Book review: Confessions of an Economic Hit Man
Confessions of an Economic Hit Man
by John Perkins
Penguin Group, New York, 2004
I just read a very enlightening book Confessions of an Economic Hit Man by John Perkins. It’s a memoir of a former manager of Economics and Planning at MAIN (Chas T. Main Inc.), a powerful corporation, where he worked with CIA agents and other economic hit men to impoverish and subjugate peoples and countries around the world. Plagued by a guilty conscience, he later founded Independent Power Systems and developed environmental friendly power plants. Yet he was still tempted by imperialism.
In his confessions, Mr. Perkins explains how the USA has seized power in Saudi Arabia, Panama, Ecuador and other countries. We try to avoid open warfare. Before we even send in the jackals (special forces, snipers and other assassins, etc.) we employ economic hit men to corrupt governments, destabilize local economies and destroy environments. A Bedouin hero likened the tactics we’re using against Islam to the tactics used to conquer the Native American nations. We cut down the trees and shot the buffalo. The foundations of indigenous culture collapsed, and we are now exploiting them, their farmland, their gold, and their oil.
“You see, it is the same here,” he said, “the desert is our environment. The Flowering Desert project threatens nothing less than the destruction of our entire fabric. How can we allow this to happen?” (p.130)
In order to defraud and blackmail and corrupt foreign governments, and prepare their countries for exploitation by American corporations, he traveled around the world, living in tents, jungle huts and five-star hotels. Some of the action took place in secret meetings here in the United States. I particularly enjoyed reading some of the conversations that took place in posh offices high up in skyscrapers near my home.
Economic hit men have been very successful in Saudi Arabia. When they fail, as they did in Ecuador, jackals are called in. They probably killed President Roldós of that country and President Torrijos of Panama.
If the jackals fail, as they did in Iraq, military intervention is undertaken directly by the USA government. The book sheds light upon our current aggression against Venezuela, although the author did not have a major role there.

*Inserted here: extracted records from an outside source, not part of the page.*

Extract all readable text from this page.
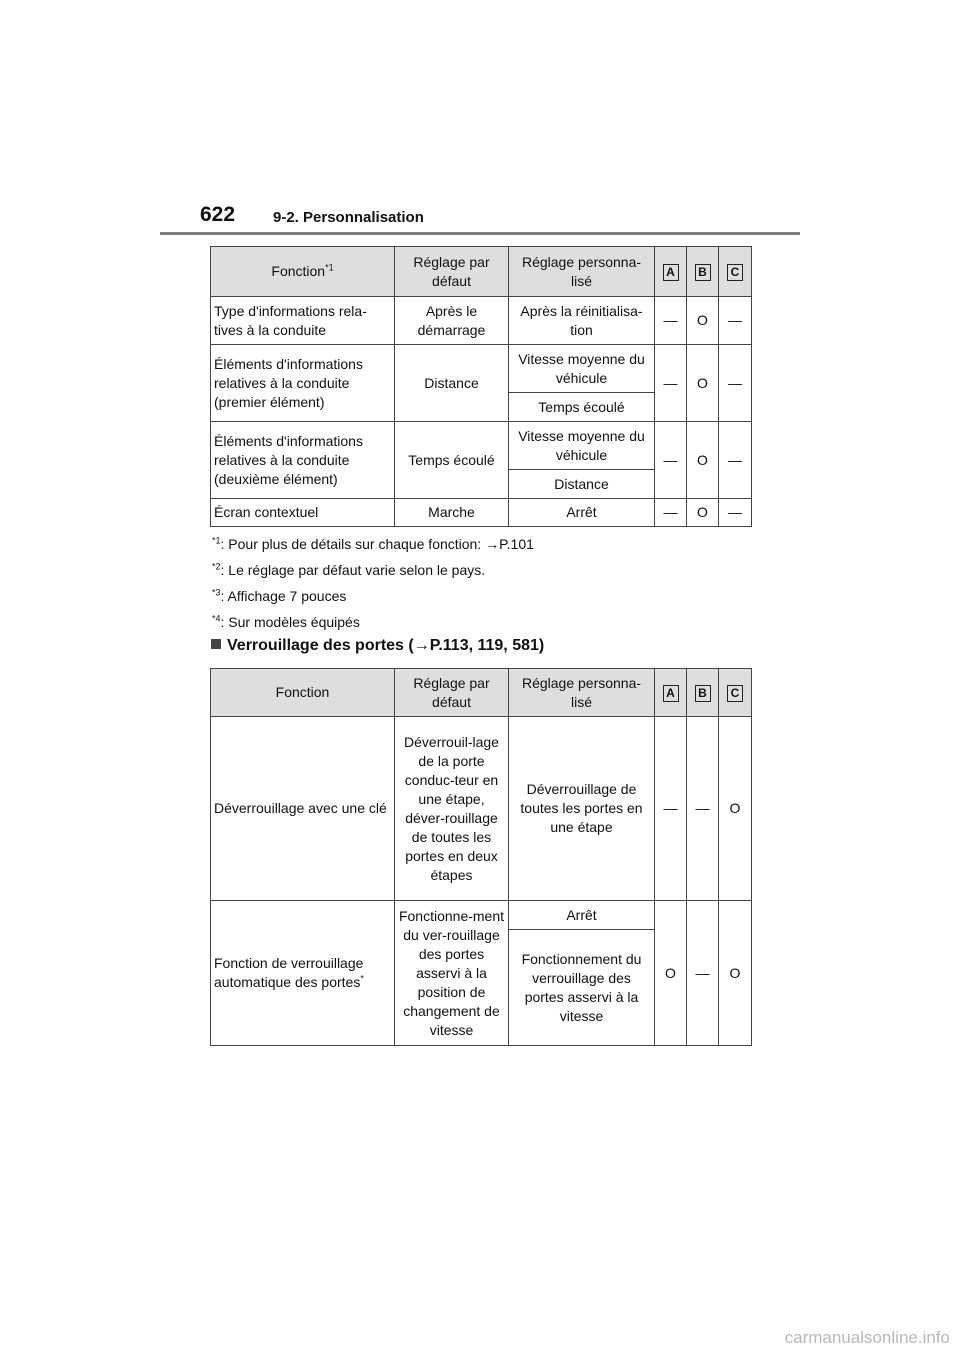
622	9-2. Personnalisation
Fonction$^{*1}$	Réglage par défaut	Réglage personna-lisé	A	B	C
Type d'informations rela-tives à la conduite	Après le démarrage	Après la réinitialisa-tion	—	O	—
Éléments d'informations relatives à la conduite (premier élément)	Distance	Vitesse moyenne du véhicule	—	O	—
		Temps écoulé			
Éléments d'informations relatives à la conduite (deuxième élément)	Temps écoulé	Vitesse moyenne du véhicule	—	O	—
		Distance			
Écran contextuel	Marche	Arrêt	—	O	—
$^{*1}$: Pour plus de détails sur chaque fonction: →P.101
$^{*2}$: Le réglage par défaut varie selon le pays.
$^{*3}$: Affichage 7 pouces
$^{*4}$: Sur modèles équipés
Verrouillage des portes (→P.113, 119, 581)
Fonction	Réglage par défaut	Réglage personna-lisé	A	B	C
Déverrouillage avec une clé	Déverrouil-lage de la porte conduc-teur en une étape, déver-rouillage de toutes les portes en deux étapes	Déverrouillage de toutes les portes en une étape	—	—	O
Fonction de verrouillage automatique des portes*	Fonctionne-ment du ver-rouillage des portes asservi à la position de changement de vitesse	Arrêt	O	—	O
		Fonctionnement du verrouillage des portes asservi à la vitesse			
carmanualsonline.info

In 1930, Venezuela was the world’s largest oil exporter. By 1973 (the time of the Arab oil embargo), Venezuela was wealthy and its people enjoyed excellent health care, education and low rates of unemployment. Within 30 years, American EHMs (Economic Hit Men) and the International Monetary Fund had changed that. The country’s per capita income was down 40% and the middle class was shrinking.
George Bush and the CIA orchestrated a coup, but their victory was short-lived. President Chavez returned to power and immediately initiated further democratic reforms. Bush began war preparations, but crushing resistance in Iraq and Afghanistan took priority and Venezuela got reprieve. Now, fifteen years after Confessions of an Economic Hit Man was published, Donald Trump is making moves to seize control of one of the world’s biggest oil reserves and other important natural resources, as well as cheap labor in a once prosperous country brought low by Amerikan imperialists.
Confessions is a must-read for anyone seeking to understand how the USA invades, attacks, and oppresses people and starves children in the name of freedom; or why so many millions of people around the world hate us.
MIM(Prisons) adds: The writings of John Perkins are a useful exposé of the modern imperialist methods of subversion of other nations’ self-determination. United Snakes interventions stand in stark contrast to all the concerns over Russian influence in U.$. election outcomes.
Despite the obvious implications of the facts Perkins revealed, ey remains unabashedly embedded in the bourgeoisie. The solutions ey provides in this book include pressuring corporations to do good things, and joining organizations to get laws passed. Now it seems ey is promoting a series of trips to the Third World for rich people to engage in mysticism. Needless to say, we see much different solutions being called for by the stories in this book.